Лилия Белая. Эпический роман - стр. 26
Мороз крепчал и, не имея голоса и слуха, тихо нашептывал свою нехитрую песенку под серыми подшитыми валенками: хрусть, хрусть. Зима, конечно, на Руси завсегда славилась своей лютостью, но такой…..
Наталья втянула в воротник голову и побрела по еле видной во тьме тропинке туда, к лесу, в котором ее обязательно растерзают оголодавшие волки. Или удушит появившееся совсем недавно привидение. Можно, конечно бы, прыгнуть в колодец, но из него еще долго пить воду батяня будет. А она отцу не вражина какая.
Однобокая луна подслеповато наблюдала за девушкой, непослушные ноги которой неизменно вязли в недавно выпавшем снежном месиве, и упорно не замечала ее отчаяния. Выдохнувшись, Натальюшка остановилась и с обреченностью огляделась по сторонам. Что-то угольно-черное неожиданно отделилось от плохо зримого во мраке горизонта и отгородило от несчастной равнодушное к мирскому горю тусклое ночное светило. Немыслимая темень опустилась на Сорокино, проглотив жутким беззубым ртом скособоченные от старости избы, среди которых было и ее еще крепкое родимое гнездышко. Всхлипнув, сиротка покорно осела в один из мягких коварных сугробов и приготовилась к самому худшему. Тихий стон послышался ей со стороны глухого леса. Или что-то из того, что поют не похоронах? Наверное, ангелы прилетели в сорокинские леса, чтобы отнести на страшный суд к Господу Натальину грешную душу. Али демоны? Все равно. Молниеносно заледенели ноги, а длинные ресницы умирающей покрылись инеем, который запечатает навеки ее уставшие от слез глаза.
Стон повторился. И тогда какая-то крупная желтая звездочка самоотверженно кинулась с благополучных высот, чтобы осветить хоть на мгновение затерянную во мгле частицу божьих владений. Слабый свет пролился сквозь небольшие редкие ели и явил пораженному взору сиротки хрупкую одинокую фигурку, которая, подражая свободолюбивым снежинкам, кружилась в неизвестном танце и что-то негромко напевала.

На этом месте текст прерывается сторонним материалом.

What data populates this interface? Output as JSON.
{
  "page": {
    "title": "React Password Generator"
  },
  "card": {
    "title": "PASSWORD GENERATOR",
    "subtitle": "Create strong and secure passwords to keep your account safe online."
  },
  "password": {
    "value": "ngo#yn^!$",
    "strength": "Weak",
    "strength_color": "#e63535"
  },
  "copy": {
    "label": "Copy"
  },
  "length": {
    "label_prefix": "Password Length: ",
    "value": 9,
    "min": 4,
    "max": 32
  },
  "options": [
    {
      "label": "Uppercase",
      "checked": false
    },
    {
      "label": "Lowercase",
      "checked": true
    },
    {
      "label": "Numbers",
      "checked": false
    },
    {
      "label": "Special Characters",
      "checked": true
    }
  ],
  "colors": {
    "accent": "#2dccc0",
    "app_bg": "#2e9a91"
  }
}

«Призрак», – решила Натальюшка, быстро перекрестилась, но видение не исчезло.
Оно медленно приближалось к беглянке и уже протягивало к ней свои еле различимые бестелесные руки.
– Встань и иди за мной, – игнорируя страстные молитвы грешницы, властно проговорило привидение и совсем по-человечески подало ей две маленькие сильные, теплые ладошки.
«Оно без перчаток», – мысленно подивилась девушка и, взяв себя в руки, с просыпающейся надеждой ухватилась за нежданное спасение.
– Меня зовут Марфой, – глухо провещала незнакомка и потащила за собой в дремучий лес отчаявшуюся добычу.
«Колдунья»? – мелькнуло в голове несостоявшейся самоубийцы, но усилием воли она отогнала от себя эту наводящую панику мысль, так как в жизни страха и так натерпелась немало.
Сколько времени они добирались до избушки ведьминой, Наталья не помнит. Только помнит она, как ожесточившись на варварский род людской, больно хлестали ветки по ее обмороженным щекам, да где-то вдалеке непрерывно ухал незримый филин. Наконец, небогато обставленная изба, насквозь пропахшая луговыми цветами, и почерневший от времени булькающий котел, который явил ее раздувающимся от быстрого хода ноздрям что-то чрезвычайно аппетитное, предстали затравленному взору беглянки.
– Сначала выпей, – протянула кружку с неизвестным напитком старая черноглазая женщина и неуловимым движением скинула с себя аккуратно залатанный черный полушубок.